🤖 AI Summary
This work addresses the challenge of weak infrared small target detection, where feature downsampling often leads to loss of subtle target details and insufficient localization accuracy. To overcome this limitation, the authors propose a native-resolution feature extraction and fusion framework that systematically leverages full-resolution features—an approach unprecedented in infrared small target detection. The method integrates a confidence-based efficient token selection mechanism with a multi-scale low-level detail enhancement strategy, significantly reducing computational overhead while substantially improving detection sensitivity and localization precision for faint small targets. Extensive experiments on four public datasets demonstrate state-of-the-art performance, confirming the robustness and effectiveness of the proposed framework.
📝 Abstract
Infrared small target detection (IRSTD) faces the inherent challenge of precisely localizing dim targets amid complex background clutter. While progress has been made, existing methods usually follow conventional strategies to downsample features and discard small targets' details, resulting in suboptimal performance. In this paper, we present Na-IRSTD, a native-resolution feature extraction and fusion framework for IRSTD. This framework elegantly incorporates native-resolution features to preserve subtle target cues, overcoming the resolution limitations of existing infrared approaches and significantly improving the model's ability to localize small targets.
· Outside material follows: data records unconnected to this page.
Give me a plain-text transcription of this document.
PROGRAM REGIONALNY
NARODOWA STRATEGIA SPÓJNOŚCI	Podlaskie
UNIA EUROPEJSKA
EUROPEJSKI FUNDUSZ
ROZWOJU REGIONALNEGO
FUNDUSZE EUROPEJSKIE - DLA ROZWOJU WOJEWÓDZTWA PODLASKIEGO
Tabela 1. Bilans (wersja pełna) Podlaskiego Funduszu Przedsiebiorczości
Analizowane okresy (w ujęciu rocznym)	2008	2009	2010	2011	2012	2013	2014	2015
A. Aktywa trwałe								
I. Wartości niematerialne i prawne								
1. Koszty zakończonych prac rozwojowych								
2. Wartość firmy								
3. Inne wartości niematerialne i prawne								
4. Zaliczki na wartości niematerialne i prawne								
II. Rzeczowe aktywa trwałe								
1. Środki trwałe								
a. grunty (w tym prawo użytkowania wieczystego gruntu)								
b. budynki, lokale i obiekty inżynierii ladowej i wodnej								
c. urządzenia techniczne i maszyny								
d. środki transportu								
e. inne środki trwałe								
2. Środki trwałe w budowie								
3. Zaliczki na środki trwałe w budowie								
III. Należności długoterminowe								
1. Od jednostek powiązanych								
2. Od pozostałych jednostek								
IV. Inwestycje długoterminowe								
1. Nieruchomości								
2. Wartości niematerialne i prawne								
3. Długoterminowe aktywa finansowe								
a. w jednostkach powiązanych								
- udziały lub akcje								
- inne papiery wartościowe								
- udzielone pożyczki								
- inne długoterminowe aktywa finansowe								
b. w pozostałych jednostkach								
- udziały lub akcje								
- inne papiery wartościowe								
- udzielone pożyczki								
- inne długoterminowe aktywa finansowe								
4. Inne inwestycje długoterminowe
We also introduce an effective token reduction and selection strategy, which selects target patches with high accuracy and confidence, boosting the low-level details of the feature while effectively reducing native-resolution patch tokens compared to dense processing, thereby avoiding imposing an unbearable computational burden. Extensive experiments demonstrate the robustness and effectiveness of our token reduction and selection strategy across multiple public datasets. Ultimately, our Na-IRSTD model achieves state-of-the-art performance on four benchmarks.